Maverick watched silently as Brune processed them one by one. The line was smaller today, but the tension was not. Eyes darted. Hands twitched.
The boy with the sleeve-hood didn't speak. Just stared at Maverick like he recognized him from somewhere impossible.
Brune finished. Gave one more nod.
"They'll shelter near the second perimeter. Not inside."
Alric grunted. "Too many disappearances close to the east fence. They go west or not at all."
Brune looked up at the sky. "We're going to need more space. Soon."

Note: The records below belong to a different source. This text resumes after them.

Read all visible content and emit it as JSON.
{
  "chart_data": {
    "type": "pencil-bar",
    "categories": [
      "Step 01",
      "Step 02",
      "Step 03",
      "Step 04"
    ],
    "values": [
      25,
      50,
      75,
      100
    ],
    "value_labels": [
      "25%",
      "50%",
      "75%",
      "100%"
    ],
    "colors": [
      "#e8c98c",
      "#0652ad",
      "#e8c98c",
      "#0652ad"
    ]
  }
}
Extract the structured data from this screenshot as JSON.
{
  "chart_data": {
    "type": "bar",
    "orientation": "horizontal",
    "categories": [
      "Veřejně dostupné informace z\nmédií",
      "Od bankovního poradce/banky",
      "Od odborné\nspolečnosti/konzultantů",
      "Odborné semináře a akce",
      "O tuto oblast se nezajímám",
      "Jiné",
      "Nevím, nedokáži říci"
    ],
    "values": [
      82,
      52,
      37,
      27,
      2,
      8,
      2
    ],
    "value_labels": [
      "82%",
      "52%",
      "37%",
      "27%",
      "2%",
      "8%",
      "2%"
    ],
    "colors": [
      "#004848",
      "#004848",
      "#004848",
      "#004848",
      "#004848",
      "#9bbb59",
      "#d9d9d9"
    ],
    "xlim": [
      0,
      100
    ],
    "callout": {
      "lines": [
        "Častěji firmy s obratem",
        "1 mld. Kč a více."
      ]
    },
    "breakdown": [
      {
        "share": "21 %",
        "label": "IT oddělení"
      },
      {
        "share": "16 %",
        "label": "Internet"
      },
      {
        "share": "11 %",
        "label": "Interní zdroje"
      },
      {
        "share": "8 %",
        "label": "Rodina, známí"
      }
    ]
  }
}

"We need more people first," Alric replied.
Maverick didn't say anything.
But he agreed.
Later that evening, Maverick patrolled the mid-lane stretch behind the granary. The wind was stronger here—funneled through the storage buildings like a breath between gritted teeth.
The snow was fresh, but something about it felt reused. The same flakes, recycled from one corner of the kingdom to another.
He paused near the second watch bell and stared across the rooftops.
A bird sat on the chimney of the healer's hut.
Still. Dark. Unmoving.
Not a crow. Not a hawk. Something unfamiliar.
Its head was slightly too long. Beak narrow. Its feathers… wet?
Maverick narrowed his eyes.
The bird turned its head slowly.
Its eyes were black. Entirely black.
No glint. No reflection.
Then it was gone.
No wingbeat. No sound. Just gone.
Back at the forge, the warmth was a wall.
Elira stood at the table, arranging roots into labeled jars.
Torren was asleep in his chair, arms crossed, brow furrowed even in rest.
Ren and Rune were trying to figure out if the wood shavings in the forge bin could be converted into paper swords.
Maverick didn't speak. Just stood at the edge of the room until the cold let go of him.
Selene arrived just before supper.
She brought tea and said it was for Elira.
But she looked at Maverick when she handed it over.
After the twins were scolded for turning the fireplace into a "training ground," and Elira finally managed to send them upstairs, the silence returned.
Selene lingered.
"You heard about the boy from the north fields?" she asked.
Maverick nodded. "Went out looking for his dog. Didn't come back."
"No prints."
"Snow covered them?"
"Too fast," she said. "And too clean."
He looked at her.
She wasn't exaggerating.
"They're saying it's wolves," she added.
"It's not wolves."
"I know."
The wind rattled the shutters once. Then stopped.
Maverick stood at the window and looked out.
No movement.
But he could feel it.
The watching.
The cold had become something more.
And soon, it wouldn't wait at the gates anymore.